AIL. s. m. au pluriel aulx. Plante assez connue, & dont il y a diverses sortes. Allium. Le cultivé, qui est celui des jardins, a une tige assez longue, toute unie, & creuse : ses fleurs sont à six feuilles, & naissent en gros bouquets sphériques. Son fruit est divisé en trois loges, remplies de quelques semences presque rondes ; ses feuilles ne sont point fistuleuses comme celles de l’oignon. Sa racine est bulbeuse, ou à oignon, composée de quelques tuniques, qui enveloppent plusieurs tubercules charnus, d’un goût âcre, & d’une odeur forte. L’ail est fort chaud, & caustique ; non-seulement il excite des vessies, mais il ronge, étant appliqué en dehors : il ne fait pas le même effet dans l’estomac, quand on en mange, soit à cause du levain, & des autres alimens qui y sont contenus ; soit parce que la tissure en est différente. On s’en sert dans la peste, dans la colique venteuse & dans plusieurs autres maladies. On l’appelle pour cette raison, la Thériaque des paysans. Son usage est désagréable, à cause de sa puanteur. Outre les aulx domestiques, il y en a de sauvages. Il y en a un dont les feuilles sont plus larges, semblables à celles du poireau. D’autres ont leurs feuilles menues & très-étroites, & les têtes très-petites, en comparaison du domestique ; elles sont garnies de fleurs, ou blanches, ou purpurines, ou rayées, ou jaunes. Il y en a une espèce commune en France qui vient dans les bois & fleurit au printemps. Cette espèce ne donne qu’une ou deux feuilles aussi larges que celles du muguet ; d’entre ces deux feuilles s’élève une tige haute d’un pied au plus, qui porte à son extrémité une tête garnie de fleurs blanches. On la nomme ail d’ours, Allium ursinum. Les anciens Botanistes avoient donré le nom de Moly à une partie de ces aulx sauvages, & ils appelaient Scorodoprasum, les espèces qui portoient des feuilles de poireau.

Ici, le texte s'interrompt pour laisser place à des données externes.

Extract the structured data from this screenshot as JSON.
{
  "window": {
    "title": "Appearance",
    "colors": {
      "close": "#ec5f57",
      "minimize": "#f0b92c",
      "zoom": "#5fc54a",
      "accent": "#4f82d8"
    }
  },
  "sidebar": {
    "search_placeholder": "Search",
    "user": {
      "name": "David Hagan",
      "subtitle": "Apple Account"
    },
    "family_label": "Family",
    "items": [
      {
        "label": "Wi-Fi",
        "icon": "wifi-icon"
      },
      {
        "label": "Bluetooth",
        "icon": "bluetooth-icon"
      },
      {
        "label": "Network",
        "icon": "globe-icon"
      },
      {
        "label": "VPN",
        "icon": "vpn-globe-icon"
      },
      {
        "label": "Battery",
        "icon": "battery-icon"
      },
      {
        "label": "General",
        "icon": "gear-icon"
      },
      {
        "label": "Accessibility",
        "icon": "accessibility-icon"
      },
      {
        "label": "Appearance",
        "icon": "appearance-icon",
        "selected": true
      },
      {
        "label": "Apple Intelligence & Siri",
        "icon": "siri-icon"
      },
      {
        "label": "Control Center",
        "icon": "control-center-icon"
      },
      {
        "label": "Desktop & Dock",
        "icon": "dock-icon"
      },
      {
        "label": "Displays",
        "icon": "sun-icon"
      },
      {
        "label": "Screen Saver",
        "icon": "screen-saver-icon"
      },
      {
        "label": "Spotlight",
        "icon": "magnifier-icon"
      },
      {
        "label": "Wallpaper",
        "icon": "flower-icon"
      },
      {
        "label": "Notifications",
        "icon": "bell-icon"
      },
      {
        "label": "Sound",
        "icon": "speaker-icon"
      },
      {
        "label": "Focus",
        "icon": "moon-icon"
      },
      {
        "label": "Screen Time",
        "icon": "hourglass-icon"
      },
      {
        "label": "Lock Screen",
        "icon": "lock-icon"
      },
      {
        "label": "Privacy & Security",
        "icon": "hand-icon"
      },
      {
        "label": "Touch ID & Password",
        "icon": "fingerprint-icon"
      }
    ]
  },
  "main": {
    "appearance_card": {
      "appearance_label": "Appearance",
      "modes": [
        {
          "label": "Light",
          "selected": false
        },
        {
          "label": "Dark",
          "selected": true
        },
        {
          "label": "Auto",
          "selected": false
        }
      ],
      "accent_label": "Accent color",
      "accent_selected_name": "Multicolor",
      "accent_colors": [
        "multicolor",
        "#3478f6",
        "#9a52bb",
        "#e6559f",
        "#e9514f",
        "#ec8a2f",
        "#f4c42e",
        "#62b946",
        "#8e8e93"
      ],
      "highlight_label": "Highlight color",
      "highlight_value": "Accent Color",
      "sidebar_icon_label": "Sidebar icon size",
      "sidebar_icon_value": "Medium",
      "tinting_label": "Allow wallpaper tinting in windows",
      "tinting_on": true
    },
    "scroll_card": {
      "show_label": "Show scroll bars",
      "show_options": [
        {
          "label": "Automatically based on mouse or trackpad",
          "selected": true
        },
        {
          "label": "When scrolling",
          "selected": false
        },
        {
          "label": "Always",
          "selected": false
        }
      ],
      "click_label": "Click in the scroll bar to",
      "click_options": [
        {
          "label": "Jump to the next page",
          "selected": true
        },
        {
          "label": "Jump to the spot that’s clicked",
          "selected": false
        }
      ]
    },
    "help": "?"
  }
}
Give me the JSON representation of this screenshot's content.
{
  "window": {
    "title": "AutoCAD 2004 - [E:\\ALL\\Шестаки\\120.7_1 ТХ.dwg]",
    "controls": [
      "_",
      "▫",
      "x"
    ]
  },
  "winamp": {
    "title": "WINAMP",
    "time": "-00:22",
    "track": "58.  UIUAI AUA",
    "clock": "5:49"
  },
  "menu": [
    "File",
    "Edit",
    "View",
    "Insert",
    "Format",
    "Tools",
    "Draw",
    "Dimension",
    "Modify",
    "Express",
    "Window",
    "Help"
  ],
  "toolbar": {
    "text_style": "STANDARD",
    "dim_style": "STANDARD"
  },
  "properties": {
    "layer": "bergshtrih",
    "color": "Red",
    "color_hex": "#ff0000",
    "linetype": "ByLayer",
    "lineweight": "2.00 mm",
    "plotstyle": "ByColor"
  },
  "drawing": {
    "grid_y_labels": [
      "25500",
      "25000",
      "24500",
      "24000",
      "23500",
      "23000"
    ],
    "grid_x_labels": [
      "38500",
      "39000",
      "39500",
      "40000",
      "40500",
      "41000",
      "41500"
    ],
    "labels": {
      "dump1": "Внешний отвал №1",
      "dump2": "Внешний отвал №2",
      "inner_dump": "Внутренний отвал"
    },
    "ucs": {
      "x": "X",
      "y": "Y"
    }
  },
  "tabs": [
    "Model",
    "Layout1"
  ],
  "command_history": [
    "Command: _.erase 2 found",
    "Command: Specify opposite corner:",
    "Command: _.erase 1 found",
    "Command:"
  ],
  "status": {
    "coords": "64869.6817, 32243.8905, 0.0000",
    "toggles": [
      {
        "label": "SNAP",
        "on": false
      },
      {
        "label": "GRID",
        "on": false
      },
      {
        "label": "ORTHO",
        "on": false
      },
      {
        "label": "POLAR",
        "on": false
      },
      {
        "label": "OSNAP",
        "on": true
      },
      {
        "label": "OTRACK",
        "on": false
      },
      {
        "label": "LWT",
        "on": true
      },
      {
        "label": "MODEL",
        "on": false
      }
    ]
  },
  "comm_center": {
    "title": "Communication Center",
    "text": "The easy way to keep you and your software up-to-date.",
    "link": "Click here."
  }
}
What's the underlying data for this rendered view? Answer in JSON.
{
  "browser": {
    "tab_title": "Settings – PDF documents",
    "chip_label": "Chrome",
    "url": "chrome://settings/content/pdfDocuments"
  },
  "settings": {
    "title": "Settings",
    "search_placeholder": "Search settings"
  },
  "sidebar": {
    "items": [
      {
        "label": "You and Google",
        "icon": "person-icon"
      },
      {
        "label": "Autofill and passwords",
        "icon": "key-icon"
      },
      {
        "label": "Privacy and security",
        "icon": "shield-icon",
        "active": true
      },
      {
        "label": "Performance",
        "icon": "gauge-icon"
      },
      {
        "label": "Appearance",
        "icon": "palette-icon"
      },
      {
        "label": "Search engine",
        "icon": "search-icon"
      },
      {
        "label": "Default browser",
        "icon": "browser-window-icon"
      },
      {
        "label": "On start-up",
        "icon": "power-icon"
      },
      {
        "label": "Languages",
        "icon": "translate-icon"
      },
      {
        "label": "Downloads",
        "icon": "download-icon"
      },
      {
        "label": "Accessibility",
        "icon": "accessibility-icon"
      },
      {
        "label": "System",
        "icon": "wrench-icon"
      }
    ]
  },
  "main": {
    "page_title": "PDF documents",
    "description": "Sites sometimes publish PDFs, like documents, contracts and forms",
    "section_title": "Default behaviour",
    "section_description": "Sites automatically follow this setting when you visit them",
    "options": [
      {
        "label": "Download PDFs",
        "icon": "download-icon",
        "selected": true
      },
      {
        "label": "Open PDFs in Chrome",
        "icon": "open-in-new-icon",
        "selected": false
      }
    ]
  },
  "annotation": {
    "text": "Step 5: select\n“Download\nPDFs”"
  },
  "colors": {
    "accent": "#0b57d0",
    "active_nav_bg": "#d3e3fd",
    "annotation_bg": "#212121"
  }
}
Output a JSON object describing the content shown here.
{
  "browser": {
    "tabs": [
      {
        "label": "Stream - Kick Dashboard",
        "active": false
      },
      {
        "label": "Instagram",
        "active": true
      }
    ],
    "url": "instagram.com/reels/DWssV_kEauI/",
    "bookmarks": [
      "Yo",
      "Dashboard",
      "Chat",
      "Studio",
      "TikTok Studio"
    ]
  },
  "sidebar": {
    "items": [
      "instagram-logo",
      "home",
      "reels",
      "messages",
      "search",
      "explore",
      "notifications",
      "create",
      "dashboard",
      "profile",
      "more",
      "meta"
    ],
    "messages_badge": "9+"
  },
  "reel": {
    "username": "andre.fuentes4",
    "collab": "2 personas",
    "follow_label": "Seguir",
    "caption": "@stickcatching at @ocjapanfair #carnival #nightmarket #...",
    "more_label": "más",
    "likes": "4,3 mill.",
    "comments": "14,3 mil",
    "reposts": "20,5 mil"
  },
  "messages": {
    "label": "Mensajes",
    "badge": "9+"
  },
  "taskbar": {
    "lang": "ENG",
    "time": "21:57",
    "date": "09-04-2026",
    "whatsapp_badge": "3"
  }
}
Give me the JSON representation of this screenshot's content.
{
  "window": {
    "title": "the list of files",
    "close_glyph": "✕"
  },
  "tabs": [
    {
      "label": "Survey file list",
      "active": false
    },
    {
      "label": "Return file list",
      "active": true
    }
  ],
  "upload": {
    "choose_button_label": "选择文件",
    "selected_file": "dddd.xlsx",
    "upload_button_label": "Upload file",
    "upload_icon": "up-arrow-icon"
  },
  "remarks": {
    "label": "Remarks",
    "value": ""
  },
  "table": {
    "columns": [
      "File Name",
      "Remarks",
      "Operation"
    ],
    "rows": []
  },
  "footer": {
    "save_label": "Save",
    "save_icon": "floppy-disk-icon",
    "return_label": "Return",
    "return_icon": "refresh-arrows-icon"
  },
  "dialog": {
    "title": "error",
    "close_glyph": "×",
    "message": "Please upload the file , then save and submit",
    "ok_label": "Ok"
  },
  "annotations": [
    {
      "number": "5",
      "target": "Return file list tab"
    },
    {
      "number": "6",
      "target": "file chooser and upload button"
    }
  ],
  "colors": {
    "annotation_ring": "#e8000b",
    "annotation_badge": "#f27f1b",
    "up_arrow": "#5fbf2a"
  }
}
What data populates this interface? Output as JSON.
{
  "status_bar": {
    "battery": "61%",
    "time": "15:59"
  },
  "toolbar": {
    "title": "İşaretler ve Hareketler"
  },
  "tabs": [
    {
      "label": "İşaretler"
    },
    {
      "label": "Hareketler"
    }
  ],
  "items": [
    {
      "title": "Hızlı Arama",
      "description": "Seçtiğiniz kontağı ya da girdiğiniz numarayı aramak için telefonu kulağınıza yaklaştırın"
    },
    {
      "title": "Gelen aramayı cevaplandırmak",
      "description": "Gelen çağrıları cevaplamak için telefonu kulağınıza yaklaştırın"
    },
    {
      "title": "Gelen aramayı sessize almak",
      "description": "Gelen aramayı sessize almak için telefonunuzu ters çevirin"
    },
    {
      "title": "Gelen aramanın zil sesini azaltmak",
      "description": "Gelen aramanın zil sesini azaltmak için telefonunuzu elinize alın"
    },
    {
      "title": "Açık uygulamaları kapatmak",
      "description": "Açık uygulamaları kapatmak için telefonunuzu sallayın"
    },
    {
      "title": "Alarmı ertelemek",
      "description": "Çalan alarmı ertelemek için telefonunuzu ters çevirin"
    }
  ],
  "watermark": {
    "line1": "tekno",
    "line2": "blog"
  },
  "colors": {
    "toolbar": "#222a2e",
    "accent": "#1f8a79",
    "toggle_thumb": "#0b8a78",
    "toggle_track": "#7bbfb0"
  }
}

Ail de chien. Voyez Muscari. Ses fleurs sont de couleur de pourpre. Il y a aussi un ail poireau, qui est gros comme un poireau, & qui participe aux qualités de l’un & de l’autre : en Grec σκοροδπρασον. On ne peut souffrir l’haleine de ceux qui ont mangé de l’ail. En 1368 Alphonse, Roi de Castille, fit un Ordre de Chevalerie, qu’il appela l’Ordre de la Bande ; il leur défendit par ses Statuts de manger des aulx, ni des oignons, & ordonna que les contrevenans s’abstiendroient pendant un mois de pratiquer la Cour, ni les autres Chevaliers. Matth. Vie de Louis XI. Liv. 6. en ses annot. marg. De Roch. Les aulx & les oignons sont les viandes ordinaires des Espagnols & des Gascons ; la dixme de l’ail rend plus de 1000 écus de rente à l’Archevêché d’Alby. La pointe d’une épée qui a touché de l’ail fait une plaie où la gangrène se met d’abord, si l’on n’y remédie. L’ail se sème de gousse, ou autrement de caïeux, à la fin de Février, & se met trois à quatre pouces avant dans la terre, & à trois à quatre pouces de distance. On les tire de terre vers la fin de Juillet, & on les met sécher, pour les garder ensuite d’une année à l’autre dans un lieu qui ne soit pas humide. L’ail mangé à jeun est la Thériaque des Paysans. Il est vrai qu’il cause la soif, la chaleur par tout le corps, & des maux de tête quand on en use souvent ; mais on peut corriger ces accidens en mangeant de l’ache, ou du persil incontinent après. L’ail appliqué en forme de cataplasme sur une morsure de serpent, ou de chien enragé, est, dit-on, un souverain remède. Pour empêcher que les oiseaux ne nuisent aux fruits nouveaux des arbres, il faut pendre aux branches quelque quantité d’ails. Id. En latin allium, qui vient du grec ἄγλιθες, qui signifie la tête de l’ail. Vespasien dit à un jeune homme, qui lui demandoit un gouvernement : j’aimerois mieux que tu sentisses l’ail, que le parfum. Ablanc. Il étoit défendu à ceux qui avoient mangé de l’ail, d’entrer dans le temple de la mere des Dieux. Bayl.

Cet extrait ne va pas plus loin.